Con Il caso Wagner (1884), poi, l'attacco al compositore si fa aperto. Ecco le accuse: profondo misconoscimento del ruolo dell'opera, sfiducia nella sua autonomia, trasformazione dell'arte nel "portavoce della metafisica", nel "ventriloquo d'Iddio". Ma, più che una imputazione di colpa, quella di Nietzsche è l'analisi dei sintomi di una malattia di cui l'artista sarebbe affetto, e che ammorba anche la musica: "Wagner est une névrose". O "un décadent". Nietzsche pronuncia in francese (il termine è di Paul Bourget) la diagnosi della crisi che affligge l'arte di Wagner e la modernità tout cout. Décadence è quell'impoverimento di vita che intacca lo stile di un libro (e lo sfalda, lo decompone, privilegiando il particolare sull'unità, la frase sulla pagina, la parola sulla frase). E quel che accade alla storiografia (malattia storica che rende incapaci di stringere la sintesi di una grande storia).

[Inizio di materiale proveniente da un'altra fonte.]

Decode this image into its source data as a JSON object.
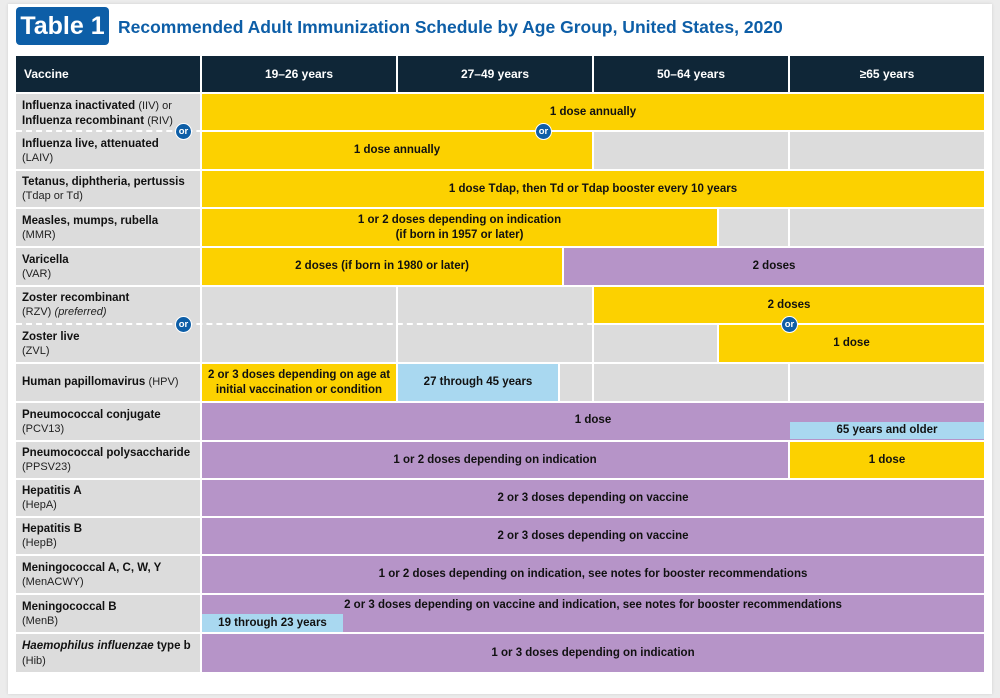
{
  "title": {
    "badge": "Table 1",
    "text": "Recommended Adult Immunization Schedule by Age Group, United States, 2020"
  },
  "header": {
    "vaccine": "Vaccine",
    "ages": [
      "19–26 years",
      "27–49 years",
      "50–64 years",
      "≥65 years"
    ]
  },
  "or_label": "or",
  "vaccines": {
    "iiv": {
      "name": "Influenza inactivated",
      "abbr": "(IIV) or",
      "name2": "Influenza recombinant",
      "abbr2": "(RIV)"
    },
    "laiv": {
      "name": "Influenza live, attenuated",
      "abbr": "(LAIV)"
    },
    "tdap": {
      "name": "Tetanus, diphtheria, pertussis",
      "abbr": "(Tdap or Td)"
    },
    "mmr": {
      "name": "Measles, mumps, rubella",
      "abbr": "(MMR)"
    },
    "var": {
      "name": "Varicella",
      "abbr": "(VAR)"
    },
    "rzv": {
      "name": "Zoster recombinant",
      "abbr": "(RZV)",
      "note": "(preferred)"
    },
    "zvl": {
      "name": "Zoster live",
      "abbr": "(ZVL)"
    },
    "hpv": {
      "name": "Human papillomavirus",
      "abbr": "(HPV)"
    },
    "pcv13": {
      "name": "Pneumococcal conjugate",
      "abbr": "(PCV13)"
    },
    "ppsv23": {
      "name": "Pneumococcal polysaccharide",
      "abbr": "(PPSV23)"
    },
    "hepa": {
      "name": "Hepatitis A",
      "abbr": "(HepA)"
    },
    "hepb": {
      "name": "Hepatitis B",
      "abbr": "(HepB)"
    },
    "menacwy": {
      "name": "Meningococcal A, C, W, Y",
      "abbr": "(MenACWY)"
    },
    "menb": {
      "name": "Meningococcal B",
      "abbr": "(MenB)"
    },
    "hib": {
      "name": "Haemophilus influenzae",
      "name_suffix": " type b",
      "abbr": "(Hib)"
    }
  },
  "cells": {
    "influenza_annual": "1 dose annually",
    "laiv_annual": "1 dose annually",
    "tdap": "1 dose Tdap, then Td or Tdap booster every 10 years",
    "mmr_line1": "1 or 2 doses depending on indication",
    "mmr_line2": "(if born in 1957 or later)",
    "var_young": "2 doses (if born in 1980 or later)",
    "var_old": "2 doses",
    "rzv": "2 doses",
    "zvl": "1 dose",
    "hpv_young_line1": "2 or 3 doses depending on age at",
    "hpv_young_line2": "initial vaccination or condition",
    "hpv_mid": "27 through 45 years",
    "pcv13": "1 dose",
    "pcv13_65": "65 years and older",
    "ppsv23": "1 or 2 doses depending on indication",
    "ppsv23_65": "1 dose",
    "hepa": "2 or 3 doses depending on vaccine",
    "hepb": "2 or 3 doses depending on vaccine",
    "menacwy": "1 or 2 doses depending on indication, see notes for booster recommendations",
    "menb": "2 or 3 doses depending on vaccine and indication, see notes for booster recommendations",
    "menb_young": "19 through 23 years",
    "hib": "1 or 3 doses depending on indication"
  },
  "colors": {
    "recommended": "#fcd100",
    "risk_indication": "#b694c8",
    "shared_decision": "#a9d8f0",
    "no_recommendation": "#dcdcdc",
    "header": "#0f2637",
    "brand": "#0d5ea7"
  }
}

Ed è quel che accade nella musica dove, a discapito della perfezione e della semplicità del "grande stile", acquistano rilievo la retorica, la scenografia, l'istrionismo, i virtuosismi, l'eccedenza espressiva che (è il trucco dì Wagner, "il commediante") vuole compiacere il gusto delle masse.
Le ragioni di un attacco così veemente (che pur porta Nietzsche a con intelligenza geniale i punti di forza e le capacità di seduzione del fenomeno Wagner) sono del tutto personali. Lui stesso, sa bene (lo scrive in Ecce homo) di essere tanto quanto Wagner, un décadent: un figlio del proprio tempo, che ebbe in maniera pericolosa "a concrescere con il wagnerismo" e fu pertanto costretto a difendersi dal contagio della stessa malattia.
Una ricostruzione dell'appassionata relazione fra i due ineguagliati creativi sarà presto compiuta a Venezia. Nell'ambito della sesta edizione delle giornate wagneriane (apertesi il 18 novembre e che si chiuderanno il 10 dicembre) si terrà domani e domenica un congresso internazionale di studi organizzati dall'Associazione Richard Wagner dalla fondazione Ugo e Olga Levi. Per parlare di Nietzsche, interverranno tra i massimi studiosi della sua opera nel nostro Paese: Sossio Giametta (suo traduttore), Massimo Cacciari, Emanuele Severino e Franco Volpi.
A rendere giustizia all'arte di Richard Wagner, prenderà la parola Quirino Principe, musicologo filosoficamente avvertito. E gli stranieri Udo Bermbach, Werner Breig, Oswald Georg Bauer e Sven Friedrich.